С той поры Матрёна и караулила его.

Иногда кто-нибудь со двора подсаживается к ней, чаще всех Левченко усатый унтер-офицер, в отставке, рассудительный и степенный хохол с гладко остриженной головой и сизым носом. Он садится и, позёвывая, спрашивает:

- Снова подрались?

- А тебе что? - недружелюбно и задорно говорит Матрёна.

- А ничего! - объясняет хохол, и после этого оба они долго молчат.

Матрёна тяжело дышит, и в груди у неё что-то хрипит.

- И чего вы всё воюете? Чего б вам делить? - начинает рассуждать хохол.

- Наше дело... - кратко говорит Матрёна Орлова.

- Ваше, это так, - соглашается Левченко, кивая головой.

- Так чего же ты лезешь ко мне? - резонно заявляет Орлова.

- Фу ты, какая! Слова ей не скажи!

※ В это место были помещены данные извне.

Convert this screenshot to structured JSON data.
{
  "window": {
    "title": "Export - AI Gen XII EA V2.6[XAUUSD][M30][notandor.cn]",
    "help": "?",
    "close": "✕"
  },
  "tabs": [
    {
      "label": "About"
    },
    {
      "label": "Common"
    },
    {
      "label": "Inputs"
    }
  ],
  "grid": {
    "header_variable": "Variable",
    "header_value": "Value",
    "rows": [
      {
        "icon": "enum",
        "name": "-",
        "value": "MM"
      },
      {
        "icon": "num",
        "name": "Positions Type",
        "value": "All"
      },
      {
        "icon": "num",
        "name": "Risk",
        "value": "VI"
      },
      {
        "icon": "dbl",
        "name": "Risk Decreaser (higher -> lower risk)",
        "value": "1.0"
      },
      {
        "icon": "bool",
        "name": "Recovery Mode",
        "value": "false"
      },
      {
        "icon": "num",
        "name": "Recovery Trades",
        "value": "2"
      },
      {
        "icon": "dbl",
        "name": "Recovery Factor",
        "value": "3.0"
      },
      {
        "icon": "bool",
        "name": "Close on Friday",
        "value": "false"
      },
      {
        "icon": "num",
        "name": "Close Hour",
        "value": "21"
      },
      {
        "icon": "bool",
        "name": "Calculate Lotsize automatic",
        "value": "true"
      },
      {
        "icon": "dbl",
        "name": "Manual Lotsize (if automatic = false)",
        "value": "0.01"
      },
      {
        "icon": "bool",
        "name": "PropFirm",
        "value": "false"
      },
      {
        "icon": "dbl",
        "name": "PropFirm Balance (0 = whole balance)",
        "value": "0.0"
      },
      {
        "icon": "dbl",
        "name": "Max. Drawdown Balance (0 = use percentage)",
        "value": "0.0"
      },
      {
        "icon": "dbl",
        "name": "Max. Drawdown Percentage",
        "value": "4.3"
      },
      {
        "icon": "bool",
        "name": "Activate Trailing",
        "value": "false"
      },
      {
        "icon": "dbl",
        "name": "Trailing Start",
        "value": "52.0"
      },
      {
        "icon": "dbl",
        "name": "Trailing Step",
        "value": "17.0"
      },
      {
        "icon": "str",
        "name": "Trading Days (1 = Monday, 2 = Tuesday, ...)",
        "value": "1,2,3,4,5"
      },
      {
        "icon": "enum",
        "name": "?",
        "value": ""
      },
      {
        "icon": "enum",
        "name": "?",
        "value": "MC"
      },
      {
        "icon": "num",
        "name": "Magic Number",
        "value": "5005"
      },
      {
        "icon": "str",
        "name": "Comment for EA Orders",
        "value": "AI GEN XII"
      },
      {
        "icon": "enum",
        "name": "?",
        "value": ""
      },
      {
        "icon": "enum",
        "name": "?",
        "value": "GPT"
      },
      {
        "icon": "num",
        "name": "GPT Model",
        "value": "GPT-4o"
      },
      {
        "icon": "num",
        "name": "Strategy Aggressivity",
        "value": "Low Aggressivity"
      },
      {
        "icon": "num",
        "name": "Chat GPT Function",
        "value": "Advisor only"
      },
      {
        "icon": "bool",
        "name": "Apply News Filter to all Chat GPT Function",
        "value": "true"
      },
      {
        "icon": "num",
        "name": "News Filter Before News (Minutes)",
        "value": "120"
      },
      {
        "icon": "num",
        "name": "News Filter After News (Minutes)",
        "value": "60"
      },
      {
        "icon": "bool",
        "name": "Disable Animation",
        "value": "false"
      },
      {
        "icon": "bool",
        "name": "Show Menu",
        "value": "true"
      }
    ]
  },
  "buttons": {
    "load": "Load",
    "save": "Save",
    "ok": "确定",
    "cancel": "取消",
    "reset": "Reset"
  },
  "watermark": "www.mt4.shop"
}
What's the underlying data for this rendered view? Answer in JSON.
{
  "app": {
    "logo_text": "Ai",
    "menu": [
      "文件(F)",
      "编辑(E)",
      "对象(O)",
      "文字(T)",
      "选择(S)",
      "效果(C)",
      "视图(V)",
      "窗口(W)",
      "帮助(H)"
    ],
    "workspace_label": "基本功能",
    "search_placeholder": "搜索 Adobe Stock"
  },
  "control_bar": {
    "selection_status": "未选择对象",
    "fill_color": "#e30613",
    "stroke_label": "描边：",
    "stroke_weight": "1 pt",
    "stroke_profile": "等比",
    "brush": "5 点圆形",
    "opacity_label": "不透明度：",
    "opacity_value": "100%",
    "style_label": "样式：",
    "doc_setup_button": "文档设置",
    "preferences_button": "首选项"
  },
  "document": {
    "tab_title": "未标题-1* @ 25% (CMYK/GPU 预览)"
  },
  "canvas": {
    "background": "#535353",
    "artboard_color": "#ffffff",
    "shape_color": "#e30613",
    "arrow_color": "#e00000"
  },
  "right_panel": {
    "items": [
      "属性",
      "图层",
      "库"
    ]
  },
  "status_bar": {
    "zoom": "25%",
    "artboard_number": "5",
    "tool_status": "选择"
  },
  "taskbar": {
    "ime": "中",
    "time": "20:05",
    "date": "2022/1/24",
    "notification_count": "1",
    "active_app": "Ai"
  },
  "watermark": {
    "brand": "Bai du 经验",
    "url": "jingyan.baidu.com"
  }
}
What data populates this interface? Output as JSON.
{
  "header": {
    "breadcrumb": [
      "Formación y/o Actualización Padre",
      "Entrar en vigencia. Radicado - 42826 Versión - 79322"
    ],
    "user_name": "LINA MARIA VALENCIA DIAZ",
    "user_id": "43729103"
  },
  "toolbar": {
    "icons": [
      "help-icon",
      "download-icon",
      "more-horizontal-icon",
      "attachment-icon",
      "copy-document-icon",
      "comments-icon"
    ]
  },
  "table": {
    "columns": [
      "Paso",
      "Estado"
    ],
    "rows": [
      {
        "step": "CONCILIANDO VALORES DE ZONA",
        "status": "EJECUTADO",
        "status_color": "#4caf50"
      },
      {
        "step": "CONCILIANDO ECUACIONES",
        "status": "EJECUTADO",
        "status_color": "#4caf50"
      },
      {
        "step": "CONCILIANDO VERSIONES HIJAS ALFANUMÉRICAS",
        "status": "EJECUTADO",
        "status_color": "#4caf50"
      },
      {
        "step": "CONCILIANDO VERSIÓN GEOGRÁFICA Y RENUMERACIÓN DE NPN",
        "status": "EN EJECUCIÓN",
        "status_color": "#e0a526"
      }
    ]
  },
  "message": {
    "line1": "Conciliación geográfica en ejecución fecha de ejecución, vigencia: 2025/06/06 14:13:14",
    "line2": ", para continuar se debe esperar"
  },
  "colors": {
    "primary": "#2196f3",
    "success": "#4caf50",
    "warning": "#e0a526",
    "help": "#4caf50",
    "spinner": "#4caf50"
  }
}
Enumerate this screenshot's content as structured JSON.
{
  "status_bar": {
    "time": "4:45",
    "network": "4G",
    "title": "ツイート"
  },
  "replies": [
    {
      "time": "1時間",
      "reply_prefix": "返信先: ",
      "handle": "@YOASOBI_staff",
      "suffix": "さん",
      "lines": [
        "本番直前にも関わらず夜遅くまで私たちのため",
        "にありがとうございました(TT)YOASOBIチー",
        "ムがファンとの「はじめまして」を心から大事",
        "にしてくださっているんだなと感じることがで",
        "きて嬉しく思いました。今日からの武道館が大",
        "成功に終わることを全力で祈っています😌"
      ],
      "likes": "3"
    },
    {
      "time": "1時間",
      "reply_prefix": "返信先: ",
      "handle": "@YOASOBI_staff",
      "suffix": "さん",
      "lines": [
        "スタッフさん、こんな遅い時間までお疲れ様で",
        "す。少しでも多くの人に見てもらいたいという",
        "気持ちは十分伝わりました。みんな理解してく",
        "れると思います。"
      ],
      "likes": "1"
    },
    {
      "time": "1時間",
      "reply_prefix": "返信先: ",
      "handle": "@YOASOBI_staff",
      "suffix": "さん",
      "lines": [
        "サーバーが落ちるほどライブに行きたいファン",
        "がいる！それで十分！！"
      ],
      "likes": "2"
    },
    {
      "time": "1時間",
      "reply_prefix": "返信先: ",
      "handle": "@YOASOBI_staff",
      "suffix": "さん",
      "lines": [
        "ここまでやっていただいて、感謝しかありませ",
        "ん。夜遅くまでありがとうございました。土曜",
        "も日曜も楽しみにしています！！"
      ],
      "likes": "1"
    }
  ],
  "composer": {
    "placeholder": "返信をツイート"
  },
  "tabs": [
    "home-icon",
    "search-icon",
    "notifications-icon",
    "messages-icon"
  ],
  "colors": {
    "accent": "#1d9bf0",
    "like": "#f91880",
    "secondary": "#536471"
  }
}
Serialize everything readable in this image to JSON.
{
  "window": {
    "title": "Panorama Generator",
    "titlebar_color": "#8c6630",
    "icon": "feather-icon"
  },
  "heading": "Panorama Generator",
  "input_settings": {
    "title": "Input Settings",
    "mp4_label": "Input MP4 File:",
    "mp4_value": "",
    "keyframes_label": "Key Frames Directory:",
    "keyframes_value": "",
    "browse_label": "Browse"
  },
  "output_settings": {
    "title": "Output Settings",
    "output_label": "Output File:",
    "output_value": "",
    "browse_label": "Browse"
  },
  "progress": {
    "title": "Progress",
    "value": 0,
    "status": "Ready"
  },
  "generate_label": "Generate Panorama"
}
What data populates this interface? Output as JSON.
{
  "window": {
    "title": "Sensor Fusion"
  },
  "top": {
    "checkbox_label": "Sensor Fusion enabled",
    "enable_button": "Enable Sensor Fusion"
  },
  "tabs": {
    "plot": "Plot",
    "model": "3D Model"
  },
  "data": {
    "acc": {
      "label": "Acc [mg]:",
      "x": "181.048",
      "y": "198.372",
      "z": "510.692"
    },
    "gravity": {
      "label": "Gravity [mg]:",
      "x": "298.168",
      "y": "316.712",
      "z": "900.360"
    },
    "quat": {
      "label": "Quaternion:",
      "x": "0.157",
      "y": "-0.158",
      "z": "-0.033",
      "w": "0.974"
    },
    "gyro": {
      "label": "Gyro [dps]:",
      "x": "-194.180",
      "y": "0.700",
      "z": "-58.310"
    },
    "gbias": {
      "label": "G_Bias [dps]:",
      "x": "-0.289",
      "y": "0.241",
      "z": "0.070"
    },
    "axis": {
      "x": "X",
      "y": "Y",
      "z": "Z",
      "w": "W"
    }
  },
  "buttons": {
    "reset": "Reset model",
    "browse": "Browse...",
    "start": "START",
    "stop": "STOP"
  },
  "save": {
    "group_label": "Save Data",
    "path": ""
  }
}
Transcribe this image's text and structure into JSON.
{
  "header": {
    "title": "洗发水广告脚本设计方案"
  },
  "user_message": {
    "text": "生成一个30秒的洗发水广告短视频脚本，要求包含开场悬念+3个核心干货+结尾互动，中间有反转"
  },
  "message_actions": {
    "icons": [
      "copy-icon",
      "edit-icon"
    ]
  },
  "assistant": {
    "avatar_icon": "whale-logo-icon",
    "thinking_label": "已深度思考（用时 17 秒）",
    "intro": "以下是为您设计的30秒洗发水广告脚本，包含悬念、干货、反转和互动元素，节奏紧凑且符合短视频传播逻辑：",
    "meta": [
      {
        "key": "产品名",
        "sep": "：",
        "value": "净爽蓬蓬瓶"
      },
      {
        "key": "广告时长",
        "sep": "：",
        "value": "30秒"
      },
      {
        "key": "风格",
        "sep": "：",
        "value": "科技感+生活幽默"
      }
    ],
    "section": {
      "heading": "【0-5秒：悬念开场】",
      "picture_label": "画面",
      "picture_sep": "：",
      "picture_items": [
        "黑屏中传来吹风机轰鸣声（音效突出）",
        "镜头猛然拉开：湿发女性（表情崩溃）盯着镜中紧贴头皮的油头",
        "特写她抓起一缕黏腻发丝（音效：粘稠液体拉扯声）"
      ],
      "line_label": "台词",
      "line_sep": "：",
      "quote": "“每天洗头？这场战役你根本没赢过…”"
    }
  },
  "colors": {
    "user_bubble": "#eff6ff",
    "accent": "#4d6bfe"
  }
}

Как посмотрю я на вас - пара вы с Гришкой! Батогами бы вас лупить надо каждый день - раз поутру и раз вечером - вот что! Были бы тогда оба не такие ежи...

И, рассерженный, он уходит прочь от неё, чем она очень довольна: по двору давно уже ходит говор, что хохол недаром к ней ластится, она зла на него, на него и на всех людей, которые суются не в своё дело. А хохол идёт в угол двора прямой солдатской походкой, бодрый и сильный, несмотря на свои сорок лет.

Вот откуда-то к нему под ноги подвёртывается Чижик.

- Она тоже, дяденька, редька, Орлиха-то! - вполголоса сообщает он Левченку, подмигивая туда, где сидит Матрёна.

- Вот я тебе такую пропишу, где нужно, редьку! - усмехаясь в усы, грозит хохол. Он любит бойкого Чижика и внимательно слушает его, зная, что Чижику известны все тайны двора.

- Около неё не обрыбишься, - не обращая внимания на угрозу, поясняет Чижик. - Максимка-маляр пробовал, дык она его так смазала! Я сам слышал здорово! Прямо по харе, как по барабану!

Полуребёнок, полувзрослый, несмотря на свои двенадцать лет, живой и впечатлительный, он, как губка влагу, жадно впитывает в себя грязь окружающей его жизни, на лбу у него уже есть тонкая морщинка, признак, что Сенька Чижик думает.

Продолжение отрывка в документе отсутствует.